Singer apologises because other people didn’t comprehend English
I, like every right-minded individual, find the Nazi regime, and all it stood for, evil and abhorrent.
The Telegraph:
The former Roxy Music star, now a model for Marks & Spencer, had praised the look of the regime’s parades as well as the work of the Nazi architect Albert Speer in an interview with a German newspaper.
He told Welt am Sonntag: “The Nazis knew how to put themselves in the limelight and present themselves.
“Leni Riefenstahl’s movies and Albert Speer’s buildings and the mass parades and the flags – just amazing. Really beautiful.”
…
Later, after some people had an English comprehension problem, Bryan Ferry said,
“I apologise unreservedly for any offence caused by my comments on Nazi iconography, which were solely made from an art history perspective,” he said.
“I, like every right-minded individual, find the Nazi regime, and all it stood for, evil and abhorrent.”

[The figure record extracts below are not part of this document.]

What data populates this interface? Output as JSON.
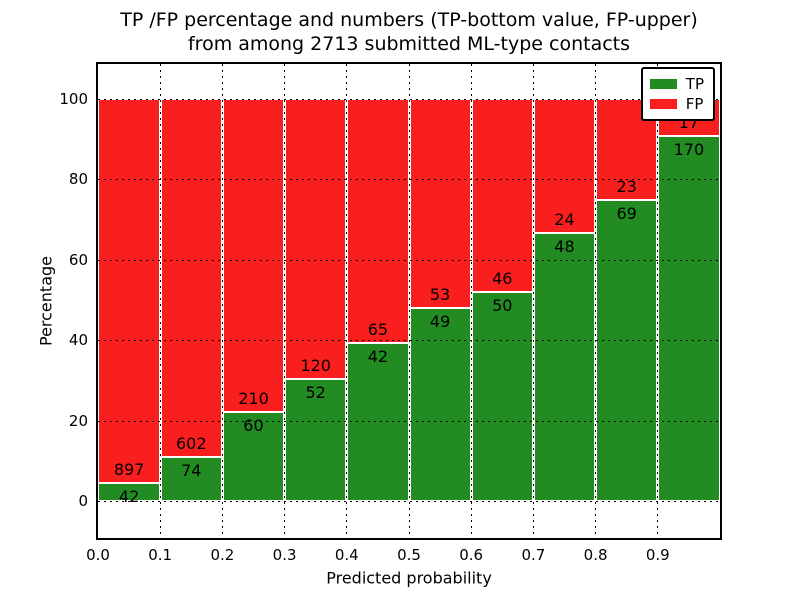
{
  "chart_data": {
    "type": "bar",
    "stacked": true,
    "normalized": "percent",
    "title_line1": "TP /FP percentage and numbers (TP-bottom value, FP-upper)",
    "title_line2": "from among 2713 submitted ML-type contacts",
    "total_contacts": 2713,
    "xlabel": "Predicted probability",
    "ylabel": "Percentage",
    "x_tick_labels": [
      "0.0",
      "0.1",
      "0.2",
      "0.3",
      "0.4",
      "0.5",
      "0.6",
      "0.7",
      "0.8",
      "0.9"
    ],
    "y_tick_labels": [
      0,
      20,
      40,
      60,
      80,
      100
    ],
    "xlim": [
      0.0,
      1.0
    ],
    "ylim": [
      -9.5,
      109.5
    ],
    "grid": "dotted",
    "bin_width": 0.1,
    "legend": {
      "position": "upper right",
      "entries": [
        {
          "label": "TP",
          "color": "#228b22"
        },
        {
          "label": "FP",
          "color": "#fa1f1f"
        }
      ]
    },
    "bins": [
      {
        "x_start": 0.0,
        "x_end": 0.1,
        "tp": 42,
        "fp": 897
      },
      {
        "x_start": 0.1,
        "x_end": 0.2,
        "tp": 74,
        "fp": 602
      },
      {
        "x_start": 0.2,
        "x_end": 0.3,
        "tp": 60,
        "fp": 210
      },
      {
        "x_start": 0.3,
        "x_end": 0.4,
        "tp": 52,
        "fp": 120
      },
      {
        "x_start": 0.4,
        "x_end": 0.5,
        "tp": 42,
        "fp": 65
      },
      {
        "x_start": 0.5,
        "x_end": 0.6,
        "tp": 49,
        "fp": 53
      },
      {
        "x_start": 0.6,
        "x_end": 0.7,
        "tp": 50,
        "fp": 46
      },
      {
        "x_start": 0.7,
        "x_end": 0.8,
        "tp": 48,
        "fp": 24
      },
      {
        "x_start": 0.8,
        "x_end": 0.9,
        "tp": 69,
        "fp": 23
      },
      {
        "x_start": 0.9,
        "x_end": 1.0,
        "tp": 170,
        "fp": 17
      }
    ]
  },
  "colors": {
    "tp_green": "#228b22",
    "fp_red": "#fa1f1f",
    "text": "#000000",
    "background": "#ffffff"
  }
}
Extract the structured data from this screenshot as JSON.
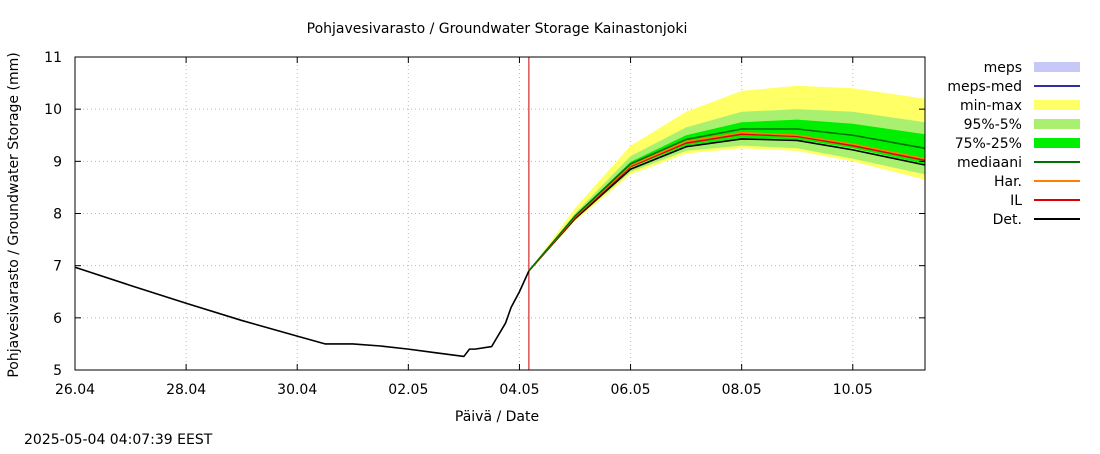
{
  "chart_data": {
    "type": "line",
    "title": "Pohjavesivarasto / Groundwater Storage   Kainastonjoki",
    "xlabel": "Päivä / Date",
    "ylabel": "Pohjavesivarasto / Groundwater Storage (mm)",
    "timestamp": "2025-05-04 04:07:39 EEST",
    "xlim": [
      0,
      15.3
    ],
    "ylim": [
      5,
      11
    ],
    "grid": true,
    "legend_position": "right",
    "x_ticks": [
      {
        "x": 0,
        "label": "26.04"
      },
      {
        "x": 2,
        "label": "28.04"
      },
      {
        "x": 4,
        "label": "30.04"
      },
      {
        "x": 6,
        "label": "02.05"
      },
      {
        "x": 8,
        "label": "04.05"
      },
      {
        "x": 10,
        "label": "06.05"
      },
      {
        "x": 12,
        "label": "08.05"
      },
      {
        "x": 14,
        "label": "10.05"
      }
    ],
    "y_ticks": [
      5,
      6,
      7,
      8,
      9,
      10,
      11
    ],
    "current_time_x": 8.17,
    "legend": [
      {
        "key": "meps",
        "label": "meps",
        "kind": "band",
        "color": "#c8c8f8"
      },
      {
        "key": "meps_med",
        "label": "meps-med",
        "kind": "line",
        "color": "#3030a0"
      },
      {
        "key": "minmax",
        "label": "min-max",
        "kind": "band",
        "color": "#ffff66"
      },
      {
        "key": "p95_5",
        "label": "95%-5%",
        "kind": "band",
        "color": "#aaf070"
      },
      {
        "key": "p75_25",
        "label": "75%-25%",
        "kind": "band",
        "color": "#00ee00"
      },
      {
        "key": "median",
        "label": "mediaani",
        "kind": "line",
        "color": "#007000"
      },
      {
        "key": "har",
        "label": "Har.",
        "kind": "line",
        "color": "#ff8000"
      },
      {
        "key": "il",
        "label": "IL",
        "kind": "line",
        "color": "#e00000"
      },
      {
        "key": "det",
        "label": "Det.",
        "kind": "line",
        "color": "#000000"
      }
    ],
    "series": [
      {
        "key": "det_history",
        "color": "#000000",
        "x": [
          0,
          1,
          2,
          3,
          4,
          4.5,
          5,
          5.5,
          6,
          6.5,
          7.0,
          7.1,
          7.2,
          7.5,
          7.75,
          7.85,
          8.0,
          8.17
        ],
        "y": [
          6.97,
          6.62,
          6.28,
          5.95,
          5.65,
          5.5,
          5.5,
          5.46,
          5.4,
          5.33,
          5.26,
          5.4,
          5.4,
          5.45,
          5.9,
          6.2,
          6.5,
          6.9
        ]
      },
      {
        "key": "det",
        "color": "#000000",
        "x": [
          8.17,
          9,
          10,
          11,
          12,
          13,
          14,
          15.3
        ],
        "y": [
          6.9,
          7.9,
          8.85,
          9.28,
          9.43,
          9.4,
          9.22,
          8.93
        ]
      },
      {
        "key": "il",
        "color": "#e00000",
        "x": [
          8.17,
          9,
          10,
          11,
          12,
          13,
          14,
          15.3
        ],
        "y": [
          6.9,
          7.92,
          8.9,
          9.35,
          9.52,
          9.48,
          9.3,
          9.02
        ]
      },
      {
        "key": "har",
        "color": "#ff8000",
        "x": [
          8.17,
          9,
          10,
          11,
          12,
          13,
          14,
          15.3
        ],
        "y": [
          6.9,
          7.94,
          8.92,
          9.38,
          9.55,
          9.5,
          9.33,
          9.05
        ]
      },
      {
        "key": "median",
        "color": "#007000",
        "x": [
          8.17,
          9,
          10,
          11,
          12,
          13,
          14,
          15.3
        ],
        "y": [
          6.9,
          7.95,
          8.95,
          9.42,
          9.62,
          9.62,
          9.5,
          9.25
        ]
      }
    ],
    "bands": [
      {
        "key": "minmax",
        "color": "#ffff66",
        "x": [
          8.17,
          9,
          10,
          11,
          12,
          13,
          14,
          15.3
        ],
        "lower": [
          6.9,
          7.85,
          8.75,
          9.15,
          9.25,
          9.2,
          9.0,
          8.65
        ],
        "upper": [
          6.9,
          8.1,
          9.3,
          9.95,
          10.35,
          10.45,
          10.4,
          10.2
        ]
      },
      {
        "key": "p95_5",
        "color": "#aaf070",
        "x": [
          8.17,
          9,
          10,
          11,
          12,
          13,
          14,
          15.3
        ],
        "lower": [
          6.9,
          7.88,
          8.8,
          9.2,
          9.3,
          9.25,
          9.05,
          8.75
        ],
        "upper": [
          6.9,
          8.0,
          9.1,
          9.65,
          9.95,
          10.0,
          9.95,
          9.75
        ]
      },
      {
        "key": "p75_25",
        "color": "#00ee00",
        "x": [
          8.17,
          9,
          10,
          11,
          12,
          13,
          14,
          15.3
        ],
        "lower": [
          6.9,
          7.92,
          8.88,
          9.3,
          9.45,
          9.42,
          9.25,
          8.95
        ],
        "upper": [
          6.9,
          7.97,
          8.99,
          9.5,
          9.75,
          9.8,
          9.72,
          9.52
        ]
      }
    ]
  }
}
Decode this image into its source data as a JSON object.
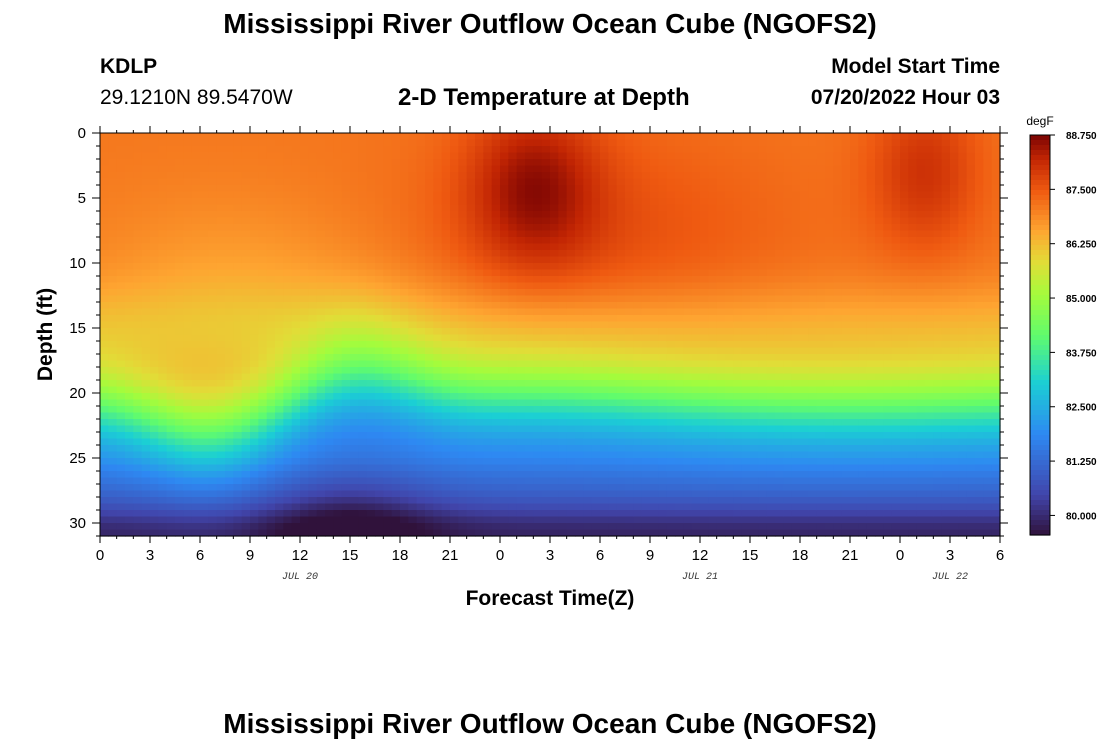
{
  "title": "Mississippi River Outflow Ocean Cube (NGOFS2)",
  "station": {
    "id": "KDLP",
    "coords": "29.1210N  89.5470W"
  },
  "subtitle": "2-D Temperature at Depth",
  "model_start": {
    "label": "Model Start Time",
    "value": "07/20/2022 Hour 03"
  },
  "footer_title": "Mississippi River Outflow Ocean Cube (NGOFS2)",
  "chart_data": {
    "type": "heatmap",
    "xlabel": "Forecast Time(Z)",
    "ylabel": "Depth (ft)",
    "x_tick_labels": [
      "0",
      "3",
      "6",
      "9",
      "12",
      "15",
      "18",
      "21",
      "0",
      "3",
      "6",
      "9",
      "12",
      "15",
      "18",
      "21",
      "0",
      "3",
      "6"
    ],
    "x_range_hours": [
      0,
      54
    ],
    "date_labels": [
      {
        "text": "JUL 20",
        "hour": 12
      },
      {
        "text": "JUL 21",
        "hour": 36
      },
      {
        "text": "JUL 22",
        "hour": 51
      }
    ],
    "y_tick_labels": [
      "0",
      "5",
      "10",
      "15",
      "20",
      "25",
      "30"
    ],
    "y_ticks": [
      0,
      5,
      10,
      15,
      20,
      25,
      30
    ],
    "y_range": [
      0,
      31
    ],
    "y_inverted": true,
    "colorbar": {
      "unit": "degF",
      "min": 79.55,
      "max": 88.75,
      "tick_values": [
        88.75,
        87.5,
        86.25,
        85.0,
        83.75,
        82.5,
        81.25,
        80.0
      ],
      "tick_labels": [
        "88.750",
        "87.500",
        "86.250",
        "85.000",
        "83.750",
        "82.500",
        "81.250",
        "80.000"
      ]
    },
    "surface_temp_description": "Warm layer ~86.5-88.7 degF from surface to ~15 ft; thermocline deepening near hour 6-8 (to ~23 ft) and shoaling near hour 15 (to ~18 ft); cold bottom ~79.6-80.5 degF near 30 ft"
  }
}
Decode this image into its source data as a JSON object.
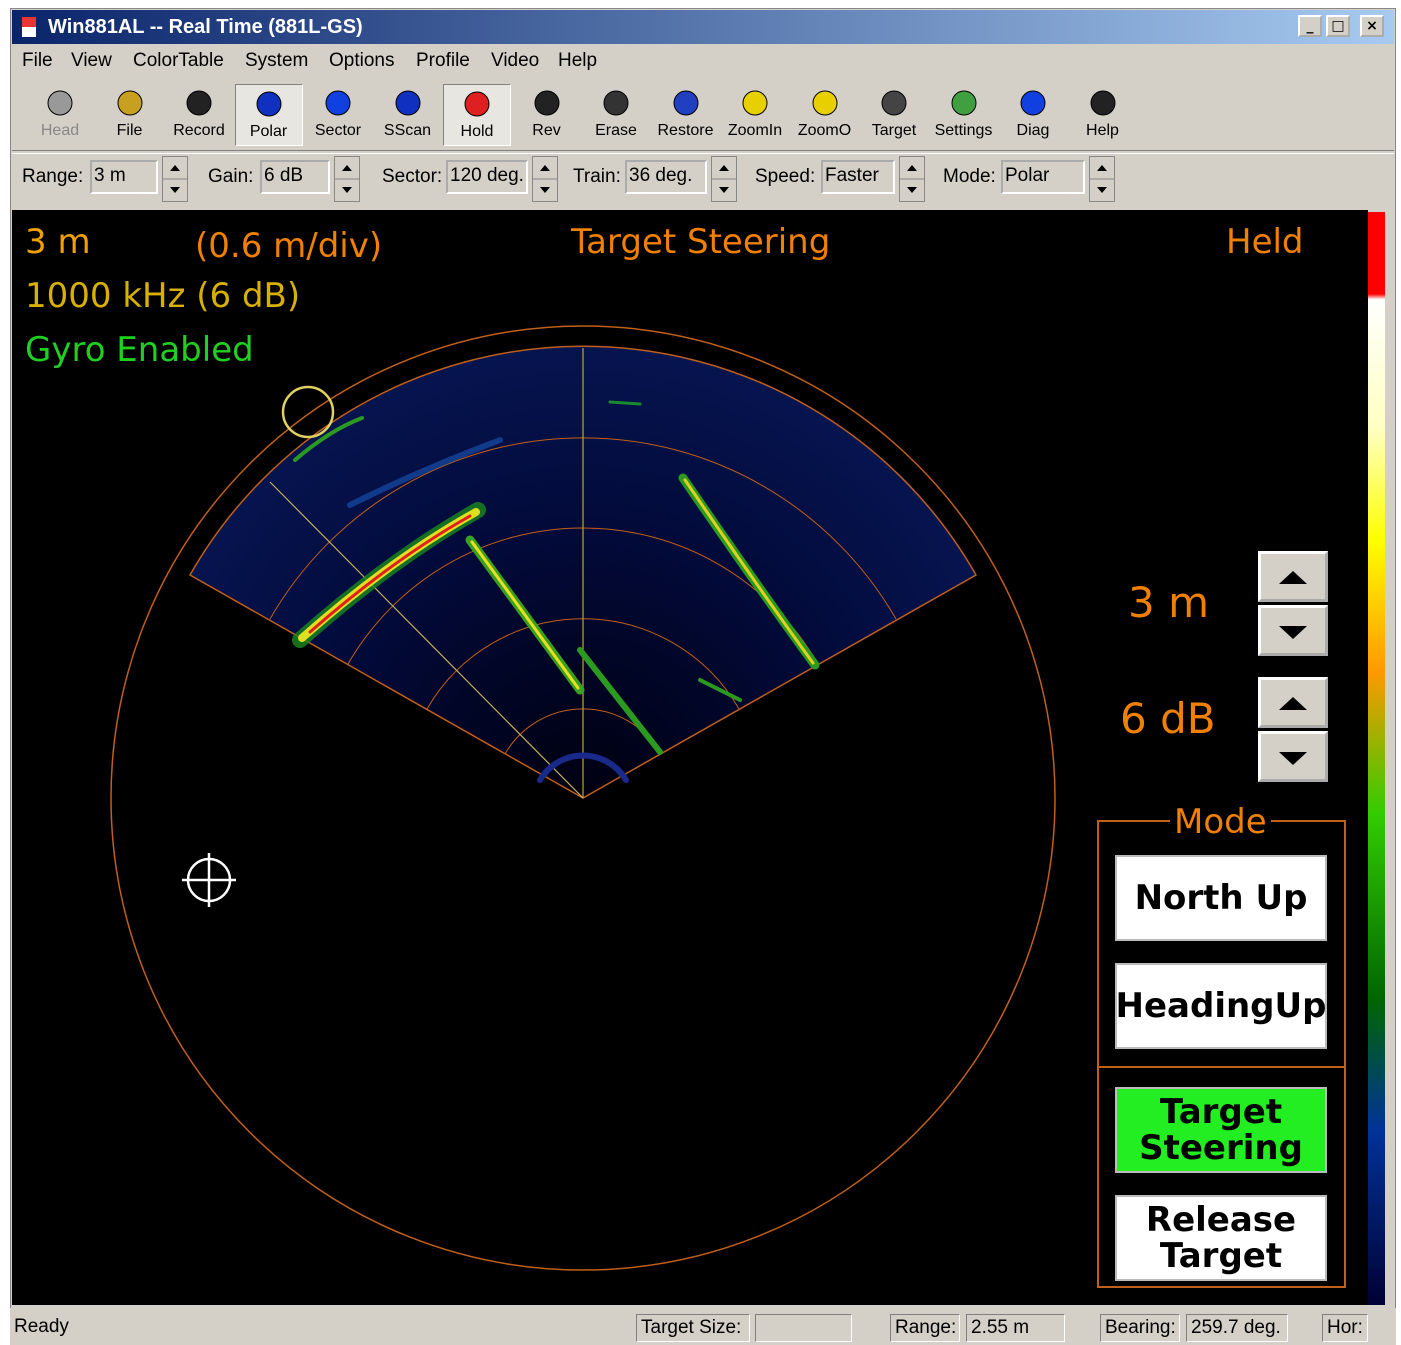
{
  "window": {
    "title": "Win881AL -- Real Time (881L-GS)"
  },
  "menu": [
    "File",
    "View",
    "ColorTable",
    "System",
    "Options",
    "Profile",
    "Video",
    "Help"
  ],
  "toolbar": [
    "Head",
    "File",
    "Record",
    "Polar",
    "Sector",
    "SScan",
    "Hold",
    "Rev",
    "Erase",
    "Restore",
    "ZoomIn",
    "ZoomO",
    "Target",
    "Settings",
    "Diag",
    "Help"
  ],
  "controls": [
    {
      "label": "Range:",
      "value": "3 m"
    },
    {
      "label": "Gain:",
      "value": "6 dB"
    },
    {
      "label": "Sector:",
      "value": "120 deg."
    },
    {
      "label": "Train:",
      "value": "36 deg."
    },
    {
      "label": "Speed:",
      "value": "Faster"
    },
    {
      "label": "Mode:",
      "value": "Polar"
    }
  ],
  "display": {
    "range": "3 m",
    "scale": "(0.6 m/div)",
    "title": "Target Steering",
    "state": "Held",
    "frequency": "1000 kHz (6 dB)",
    "gyro": "Gyro Enabled",
    "range_control": "3 m",
    "gain_control": "6 dB",
    "mode_group": "Mode",
    "buttons": [
      "North Up",
      "HeadingUp",
      "Target Steering",
      "Release Target"
    ]
  },
  "status_bar": {
    "message": "Ready",
    "fields": [
      {
        "label": "Target Size:"
      },
      {
        "label": "Range:",
        "value": "2.55 m"
      },
      {
        "label": "Bearing:",
        "value": "259.7 deg."
      },
      {
        "label": "Hor:"
      }
    ]
  }
}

Calls had been made for Marks & Spencer, for whom Ferry models clothes and which historically has Jewish links, to reconsider their contract with him.
…
Did he at any point express any support at all for the Nazis?
It seems not.
Did such things as Riefenstahl’s movies and Speer’s buildings ‘astonish him’ or cause him ‘great surprise’ or ‘wonder’? (hint: see an English dictionary)
It seems so.
In my opinion it would be peculiar if you weren’t astonished or caused great surprise or wonder by such things. Indeed that was, after all, a primary reason for being commissioned by the Nazis.
Nevertheless it seems that any such comment will be presented devoid of context, blown out of proportion, and accompanied by calls for your lynching, unless it is first prefaced and then later interspersed with promises that you find Nazis abhorrent.
I, like every right-minded individual, find the Nazi regime, and all it stood for, evil and abhorrent.
IFTNEAA
It often turns out, when you dig around, that the “furore” in these situations emanates from a very small number of people or organisations.
The object of the hatred gets intimidated and generally flummoxed more by the media attention than by the criticism. If reporters are ringing up M&S, and asking whether he’s going to apologise, it probably seems a bigger issue than it really is.